El Hermano se sentó allí junto a sus cubos de cemento endurecido y se sintió desesperado. Su conciencia era un torbellino de abatimiento. No había cumplido los deseos de su Gurú. Y lo que es más, el Maestro incluso le había dicho que podía hacerlo.

Entonces, de repente, el Hermano notó que comenzó a aclarar. Y cada vez había más luz. No podía creerlo. «¿Cómo puede estar pasando esto? Es de noche». En ese momento, la luna llena salió por detrás de los árboles. «¡Oh, no!», pensó el Hermano. «¡Me había olvidado de esa estúpida luna!» Pero el Maestro no lo hizo. Sabía que habría luna llena.
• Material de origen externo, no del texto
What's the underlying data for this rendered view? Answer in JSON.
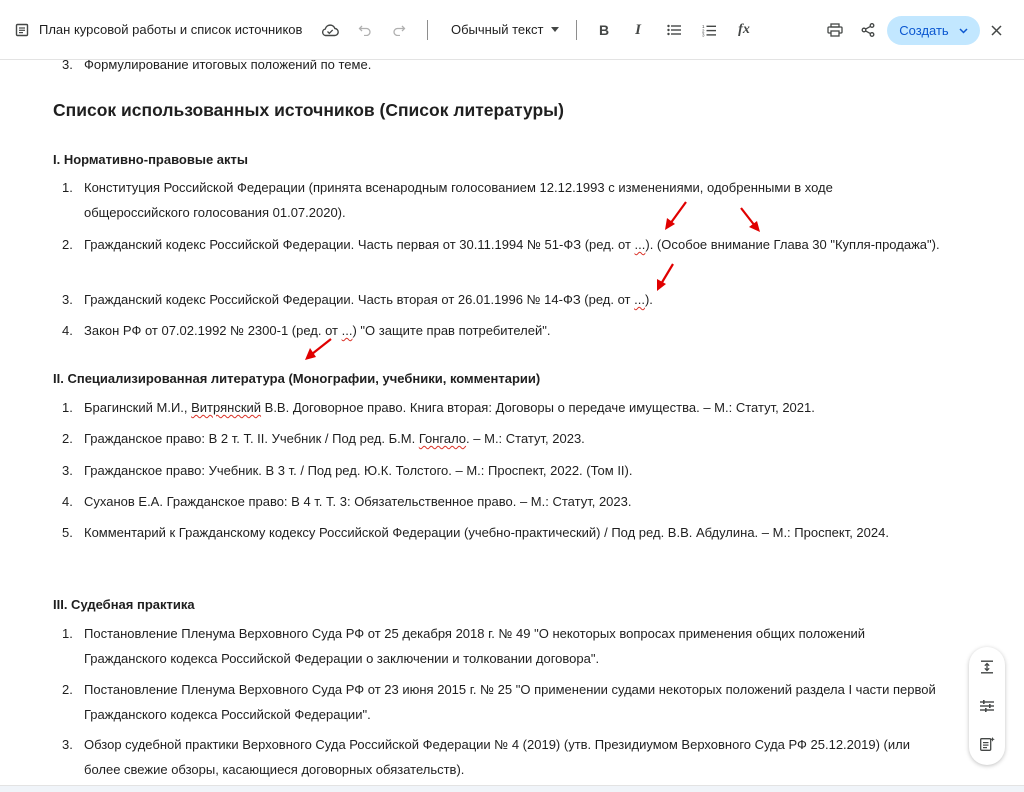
{
  "toolbar": {
    "title": "План курсовой работы и список источников",
    "style_select": "Обычный текст",
    "create_label": "Создать"
  },
  "content": {
    "prev_item_num": "3.",
    "prev_item_text": "Формулирование итоговых положений по теме.",
    "heading": "Список использованных источников (Список литературы)",
    "sections": [
      {
        "title": "I. Нормативно-правовые акты",
        "items": [
          {
            "num": "1.",
            "text": "Конституция Российской Федерации (принята всенародным голосованием 12.12.1993 с изменениями, одобренными в ходе общероссийского голосования 01.07.2020)."
          },
          {
            "num": "2.",
            "text_a": "Гражданский кодекс Российской Федерации. Часть первая от 30.11.1994 № 51-ФЗ (ред. от ",
            "text_b": "...",
            "text_c": "). (Особое внимание Глава 30 \"Купля-продажа\")."
          },
          {
            "num": "3.",
            "text_a": "Гражданский кодекс Российской Федерации. Часть вторая от 26.01.1996 № 14-ФЗ (ред. от ",
            "text_b": "...",
            "text_c": ")."
          },
          {
            "num": "4.",
            "text_a": "Закон РФ от 07.02.1992 № 2300-1 (ред. от ",
            "text_b": "...",
            "text_c": ") \"О защите прав потребителей\"."
          }
        ]
      },
      {
        "title": "II. Специализированная литература (Монографии, учебники, комментарии)",
        "items": [
          {
            "num": "1.",
            "text_a": "Брагинский М.И., ",
            "text_b": "Витрянский",
            "text_c": " В.В. Договорное право. Книга вторая: Договоры о передаче имущества. – М.: Статут, 2021."
          },
          {
            "num": "2.",
            "text_a": "Гражданское право: В 2 т. Т. II. Учебник / Под ред. Б.М. ",
            "text_b": "Гонгало",
            "text_c": ". – М.: Статут, 2023."
          },
          {
            "num": "3.",
            "text": "Гражданское право: Учебник. В 3 т. / Под ред. Ю.К. Толстого. – М.: Проспект, 2022. (Том II)."
          },
          {
            "num": "4.",
            "text": "Суханов Е.А. Гражданское право: В 4 т. Т. 3: Обязательственное право. – М.: Статут, 2023."
          },
          {
            "num": "5.",
            "text": "Комментарий к Гражданскому кодексу Российской Федерации (учебно-практический) / Под ред. В.В. Абдулина. – М.: Проспект, 2024."
          }
        ]
      },
      {
        "title": "III. Судебная практика",
        "items": [
          {
            "num": "1.",
            "text": "Постановление Пленума Верховного Суда РФ от 25 декабря 2018 г. № 49 \"О некоторых вопросах применения общих положений Гражданского кодекса Российской Федерации о заключении и толковании договора\"."
          },
          {
            "num": "2.",
            "text": "Постановление Пленума Верховного Суда РФ от 23 июня 2015 г. № 25 \"О применении судами некоторых положений раздела I части первой Гражданского кодекса Российской Федерации\"."
          },
          {
            "num": "3.",
            "text": "Обзор судебной практики Верховного Суда Российской Федерации № 4 (2019) (утв. Президиумом Верховного Суда РФ 25.12.2019) (или более свежие обзоры, касающиеся договорных обязательств)."
          }
        ]
      }
    ]
  }
}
En silencio, el Hermano se acercó al retiro y se asomó por la ventana. El Maestro estaba absorto en dictar sus comentarios sobre el Guita. El Hermano suspiró aliviado y pensó: «El Maestro está tan ocupado con su trabajo que no se habrá dado cuenta de mi situación: el agotamiento de mi conciencia, mi falta de fe».

Después, el Hermano Anandamoy se ocupó de verter el cemento antes de que se pusiera demasiado duro. Finalmente, allanó la superficie y, triunfante, contempló la losa terminada. Su conciencia estaba tan clara como un lago de montaña. Se giró y comenzó a caminar hacia el retiro para hacerle saber al Maestro que había cumplido sus deseos. A mitad de camino se encontró con el Maestro, que tenía esa conocida sonrisa de complicidad en su rostro. Antes de que el Hermano pudiera decir una sola palabra, Guruji comenzó a darle una larga conferencia sobre el valor de la ecuanimidad.

Conclusión: Aprende a entregarte cuando te enfrentes  a algo que creas que no puedes hacer, dándote cuenta de que, si tienes una buena disposición, las cosas no serán tan malas; la luna saldrá y el Maestro te ayudará.